Yes, there was a certain unintentional irony to yesterday afternoon's session at Delight, a nationally prominent "experience design" conference paralleling Design Week Portland. With one of the most staggeringly beautiful October afternoons in Portland memory simmering outside, hundreds of experts on the creation of aesthetically pleasing experiences, online and offline, sat in a darkened ballroom at the Portland Art Museum. At one point, the glare of laptops and phones competed with an oddball amateur musical on stage; in the punchline to the latter, singers wailed: "It's better outside! It's better outside!"
The day's keynote talk, from Zappos Labs thinker Golden Krishna, did, at least, shed some light of a different kind. Krishna has stirred up considerable debate in tech and design circles with his thesis—shortly to become a book—that "the best interface is no interface." The lanky, engaging designer is on a crusade, of sorts, against what he calls "screen-based thinking": the 21st Century design default that attempts to solve every problem with an app-laden, tap-demanding digital screen.
"Our love for the digital interface is out of control," Krishna said, running through slides contrasting the hardheaded, practical mechanics of key historical patent applications with absurd screen-era renditions of the same machines. "How do we make a hairdryer better? Slap an interface on it. How do we make a refrigerator better? Slap an interface on it."

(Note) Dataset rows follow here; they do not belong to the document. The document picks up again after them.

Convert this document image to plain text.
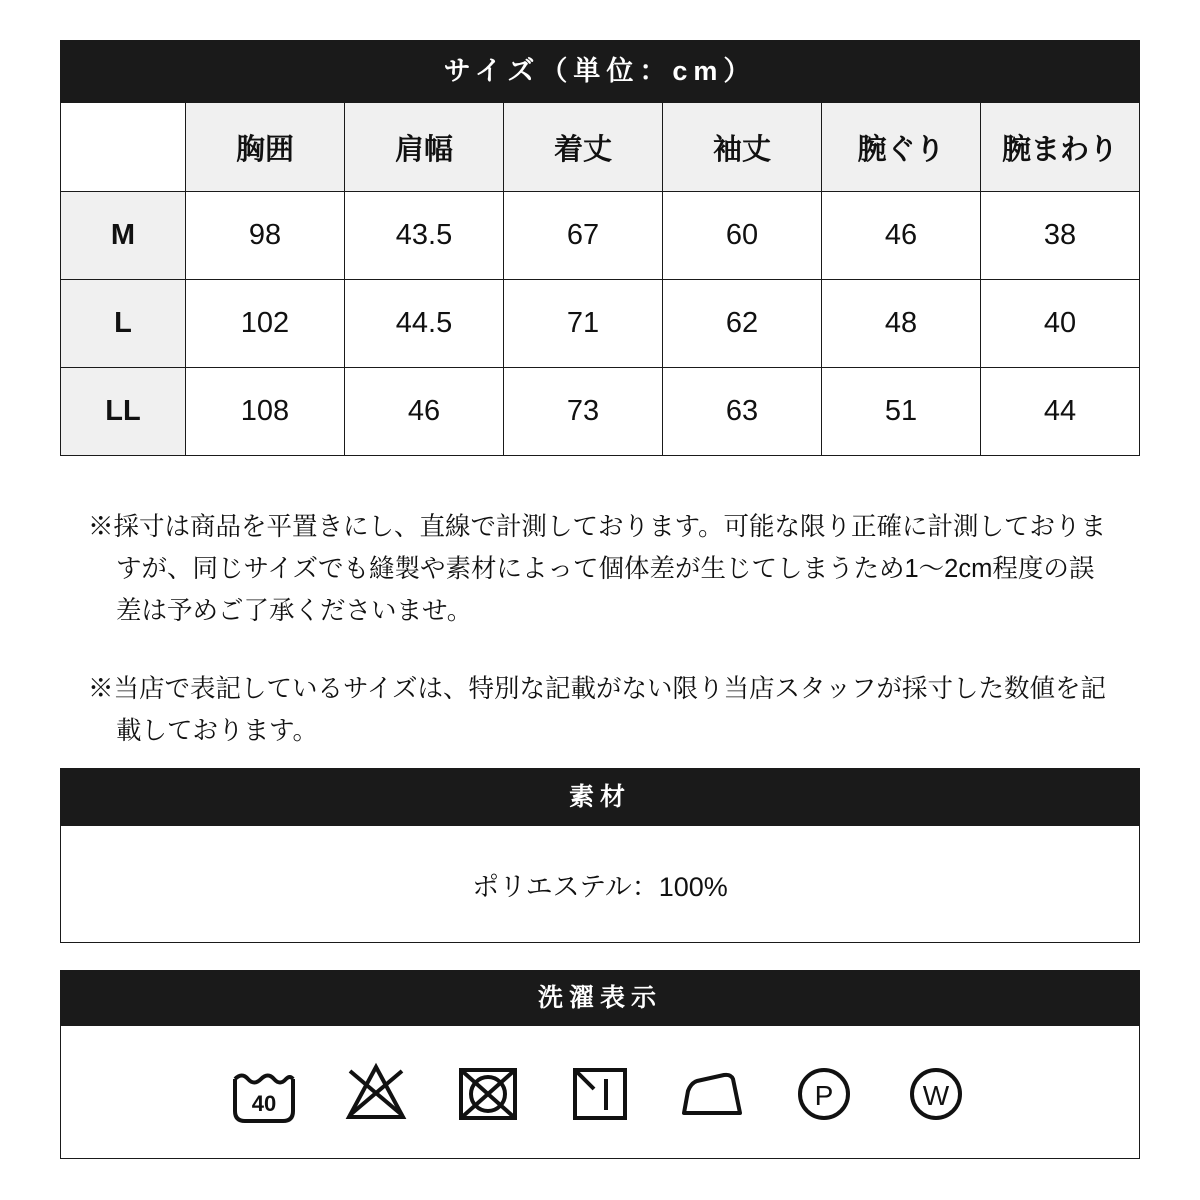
サイズ（単位：cm）
	胸囲	肩幅	着丈	袖丈	腕ぐり	腕まわり
M	98	43.5	67	60	46	38
L	102	44.5	71	62	48	40
LL	108	46	73	63	51	44

※採寸は商品を平置きにし、直線で計測しております。可能な限り正確に計測しておりますが、同じサイズでも縫製や素材によって個体差が生じてしまうため1〜2cm程度の誤差は予めご了承くださいませ。

※当店で表記しているサイズは、特別な記載がない限り当店スタッフが採寸した数値を記載しております。

素材
ポリエステル：100%
洗濯表示
40	P	W
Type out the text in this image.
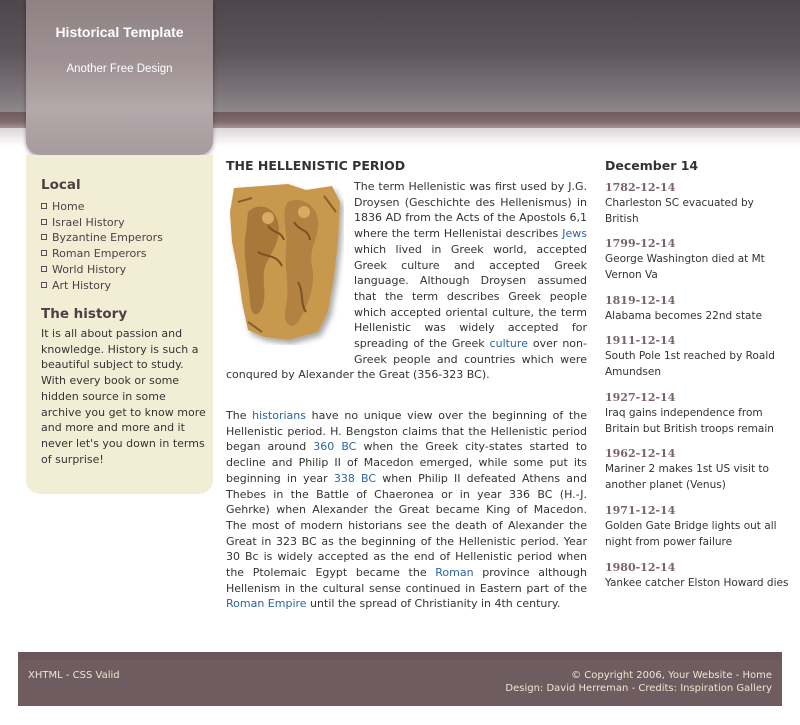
Historical Template
Another Free Design
Local
Home
Israel History
Byzantine Emperors
Roman Emperors
World History
Art History
The history

It is all about passion and knowledge. History is such a beautiful subject to study. With every book or some hidden source in some archive you get to know more and more and more and it never let's you down in terms of surprise!

THE HELLENISTIC PERIOD

The term Hellenistic was first used by J.G. Droysen (Geschichte des Hellenismus) in 1836 AD from the Acts of the Apostols 6,1 where the term Hellenistai describes Jews which lived in Greek world, accepted Greek culture and accepted Greek language. Although Droysen assumed that the term describes Greek people which accepted oriental culture, the term Hellenistic was widely accepted for spreading of the Greek culture over non-Greek people and countries which were conqured by Alexander the Great (356-323 BC).

The historians have no unique view over the beginning of the Hellenistic period. H. Bengston claims that the Hellenistic period began around 360 BC when the Greek city-states started to decline and Philip II of Macedon emerged, while some put its beginning in year 338 BC when Philip II defeated Athens and Thebes in the Battle of Chaeronea or in year 336 BC (H.-J. Gehrke) when Alexander the Great became King of Macedon. The most of modern historians see the death of Alexander the Great in 323 BC as the beginning of the Hellenistic period. Year 30 Bc is widely accepted as the end of Hellenistic period when the Ptolemaic Egypt became the Roman province although Hellenism in the cultural sense continued in Eastern part of the Roman Empire until the spread of Christianity in 4th century.

December 14
1782-12-14

Charleston SC evacuated by British

1799-12-14

George Washington died at Mt Vernon Va

1819-12-14

Alabama becomes 22nd state

1911-12-14

South Pole 1st reached by Roald Amundsen

1927-12-14

Iraq gains independence from Britain but British troops remain

1962-12-14

Mariner 2 makes 1st US visit to another planet (Venus)

1971-12-14

Golden Gate Bridge lights out all night from power failure

1980-12-14

Yankee catcher Elston Howard dies

XHTML - CSS Valid	© Copyright 2006, Your Website - Home
Design: David Herreman - Credits: Inspiration Gallery
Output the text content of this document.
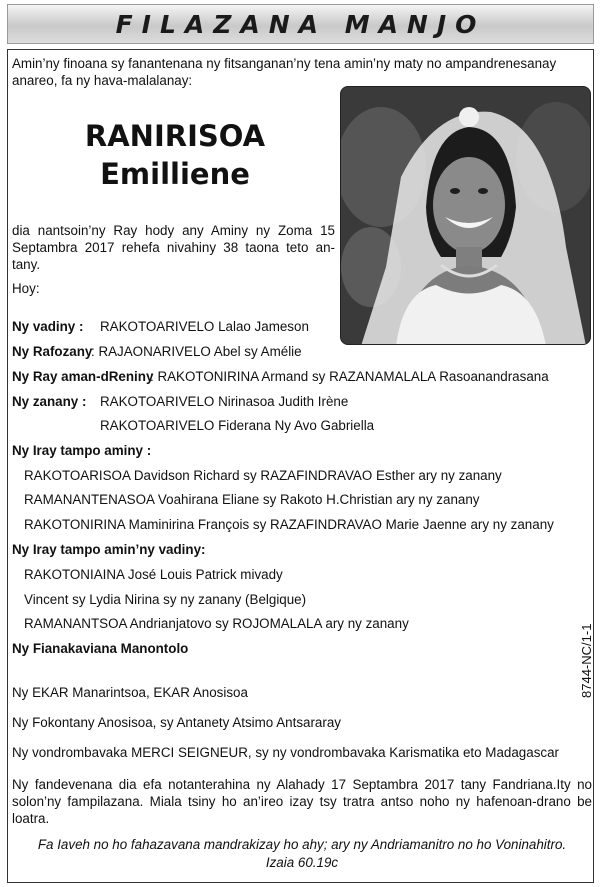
FILAZANA MANJO
Amin’ny finoana sy fanantenana ny fitsanganan’ny tena amin’ny maty no ampandrenesanay anareo, fa ny hava-malalanay:
RANIRISOA
Emilliene
dia nantsoin’ny Ray hody any Aminy ny Zoma 15 Septambra 2017 rehefa nivahiny 38 taona teto an-tany.
Hoy:
Ny vadiny : RAKOTOARIVELO Lalao Jameson
Ny Rafozany
: RAJAONARIVELO Abel sy Amélie
Ny Ray aman-dReniny
: RAKOTONIRINA Armand sy RAZANAMALALA Rasoanandrasana
Ny zanany : RAKOTOARIVELO Nirinasoa Judith Irène
RAKOTOARIVELO Fiderana Ny Avo Gabriella
Ny Iray tampo aminy :
RAKOTOARISOA Davidson Richard sy RAZAFINDRAVAO Esther ary ny zanany
RAMANANTENASOA Voahirana Eliane sy Rakoto H.Christian ary ny zanany
RAKOTONIRINA Maminirina François sy RAZAFINDRAVAO Marie Jaenne ary ny zanany
Ny Iray tampo amin’ny vadiny:
RAKOTONIAINA José Louis Patrick mivady
Vincent sy Lydia Nirina sy ny zanany (Belgique)
RAMANANTSOA Andrianjatovo sy ROJOMALALA ary ny zanany
Ny Fianakaviana Manontolo	8744-NC/1-1
Ny EKAR Manarintsoa, EKAR Anosisoa
Ny Fokontany Anosisoa, sy Antanety Atsimo Antsararay
Ny vondrombavaka MERCI SEIGNEUR, sy ny vondrombavaka Karismatika eto Madagascar
Ny fandevenana dia efa notanterahina ny Alahady 17 Septambra 2017 tany Fandriana.Ity no solon’ny fampilazana. Miala tsiny ho an’ireo izay tsy tratra antso noho ny hafenoan-drano be loatra.
Fa Iaveh no ho fahazavana mandrakizay ho ahy; ary ny Andriamanitro no ho Voninahitro.
Izaia 60.19c
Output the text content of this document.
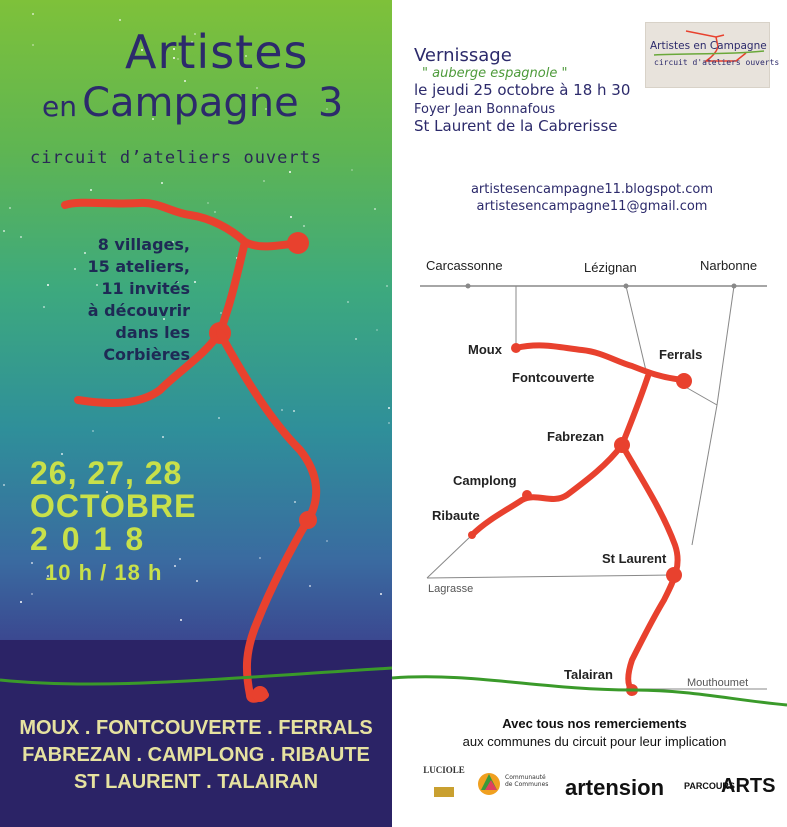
Artistes
en Campagne 3
circuit d’ateliers ouverts
8 villages,
15 ateliers,
11 invités
à découvrir
dans les
Corbières
26, 27, 28
OCTOBRE
2018
10 h / 18 h
MOUX . FONTCOUVERTE . FERRALS
FABREZAN . CAMPLONG . RIBAUTE
ST LAURENT . TALAIRAN
Vernissage
" auberge espagnole "
le jeudi 25 octobre à 18 h 30
Foyer Jean Bonnafous
St Laurent de la Cabrerisse
Artistes en Campagne
circuit d'ateliers ouverts
artistesencampagne11.blogspot.com
artistesencampagne11@gmail.com
Carcassonne	Lézignan	Narbonne
Moux	Ferrals
Fontcouverte
Fabrezan
Camplong
Ribaute
St Laurent
Talairan
Lagrasse
Mouthoumet
Avec tous nos remerciements
aux communes du circuit pour leur implication
LUCIOLE
Communauté de Communes artension PARCOURS ARTS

Instead, Krishna argued, "we should dream of a screenless world"—one in which tech solutions are subtly and gently embedded into everyday actions, which themselves should be the most important influence shaping design. Instead of an app that allows users to unlock their cars with their smartphones—potentially a 14-step process, as Krishna dissected it—design a car key that seamlessly (and unnoticeably) communicates to the car. "Leverage computers, instead of serving them," he urged, with a series of examples noting design strategies driven by ordinary human behavior and simple, pared-down problem solving rather than the creation of new layers of technology between users and their goals.
As Krishna himself acknowledged, his analysis of current tech-design culture has its critics. (Timo Arnall, for example, lumps Krishna's advocacy of "invisible" design with "childish mythologies like ‘the cloud’; a soft, fuzzy metaphor for enormous infrastructural projects of undersea cables and power-hungry data farms.") But in Delight's room full of professionals who will collectively do a lot to shape our shared experience of technology (and thus, the world), his message had a welcome radical edge.
One specific technological solution, the screen, has come to dominate the underlying processes of design and communication. Krishna's argument, whatever its flaws, draws us back to the world of things, mechanisms, inventions, problems, solutions, and behavior—real technology, transcending the trends of the moment.
His audience at Delight seemed to appreciate the message. Of course, most of them were also looking at their screens.